25 de Agosto de 2008
El
pacto elemental, el que ha funcionado desde los más arcaicos
sistemas de iniciación y termina cristalizado en el diálogo
socrático, es que alguien tiene un saber que enseñar y el
otro, la voluntad de asimilarlo. Y ese pacto es el que hoy
aparece cuestionado en el ámbito escolar, tanto primario como
secundario, mediante múltiples expresiones en nuestra sociedad:
desde la absurda discusión en Capital sobre si es pertinente
que un profesor aperciba a un alumno que está destrozando el
mobiliario o lo insulta hasta la patética imagen grabada en
video de una docente con un preservativo en la cabeza a quien
sus ¿discípulos? le queman un mechón de pelo, todo sin que
ella se de cuenta.
Desde luego, el fenómeno es complejo, global y a la vez lleno
de aristas particulares. En una época de explosión del
conocimiento y, para colmo, expuesto en Internet -con todas
las incertidumbres del caso-, casi todo lo que se enseña
despide un inocultable olor a naftalina. Es la primera vez
acaso en la historia en que los alumnos están en condiciones
de enseñarles a sus maestros y profesores sobre el arma de
conocimiento más poderosa que ambos tienen a su alcance: la
red de redes. Entonces el pacto tambalea.

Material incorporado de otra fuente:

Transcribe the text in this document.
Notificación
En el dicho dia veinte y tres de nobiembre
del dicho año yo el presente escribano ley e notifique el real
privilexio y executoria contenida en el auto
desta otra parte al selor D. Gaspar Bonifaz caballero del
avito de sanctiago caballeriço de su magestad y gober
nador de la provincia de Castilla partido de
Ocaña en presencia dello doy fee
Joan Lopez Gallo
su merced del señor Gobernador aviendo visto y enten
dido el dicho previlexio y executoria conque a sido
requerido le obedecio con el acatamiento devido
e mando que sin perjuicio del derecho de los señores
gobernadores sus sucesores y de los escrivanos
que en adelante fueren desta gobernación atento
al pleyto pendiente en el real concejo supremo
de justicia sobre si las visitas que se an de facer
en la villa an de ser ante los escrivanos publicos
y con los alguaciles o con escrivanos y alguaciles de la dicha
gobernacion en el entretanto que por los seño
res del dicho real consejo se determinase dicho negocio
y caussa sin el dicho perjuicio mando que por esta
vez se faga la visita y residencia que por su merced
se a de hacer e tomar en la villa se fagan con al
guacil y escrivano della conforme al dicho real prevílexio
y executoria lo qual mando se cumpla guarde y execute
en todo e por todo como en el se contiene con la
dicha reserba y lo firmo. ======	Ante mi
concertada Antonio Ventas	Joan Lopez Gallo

Pero hay más: la tercera pata del sistema de enseñanza
anida en la familia. Los padres eran los encargados de
ayudar a los hijos ante las dificultades que les pudiera
presentar el estudio. Pero resulta que los padres ahora están
dedicados a sobrevivir en una sociedad sin demasiado espacio
para la piedad, lo cual les quita el tiempo si están ocupados
y les provoca una angustia sin tiempo si están desocupados.
En ambos casos, suelen evidenciar escasa disponibilidad para
hacer la escuela con sus hijos y esperan que la eficacia de
los pedagogos se encargue de la educación.
Estos padres, víctimas del aniquilamiento de los modelos
tradicionales, también perciben a los maestros y profesores
cansados, burocratizados o desinteresados y por cierto
anticuados. Por lo tanto, en general, se ponen del lado de sus
hijos contra los flecos de autoridad que les restan a los
docentes.
Encima, los chicos de hoy no quieren aprender por el desafío
romántico de la aventura del conocimiento. Buscan en la
escuela -más temprano o más tarde- una salida laboral que les
permita un lugar bajo el sol en una sociedad definida por la
práctica de expulsar hacia la marginación.
Y como si todo esto fuera poco, hablamos de chicos
rápidamente adultos, expertos en pornografía y en tecnología,
con amplio conocimiento de las drogas ilegales y diestros en
el arte de sobrevivir en un universo social cada vez más
peligroso, violento, cambiante e inestable. Un mundo
posmoderno, atravesado por la ironía, en el que todo se puede
comprar y que no pregona otros principios que la tarjeta de
crédito o el efectivo para consumir.
Por cierto no la tienen fácil los docentes con ese tipo de
clientela. Porque una de las más
crueles paradojas de hoy consiste en que una sociedad
férreamente conservadora como la nuestra tiende a producir una
crisis de valores vecina a la anarquía.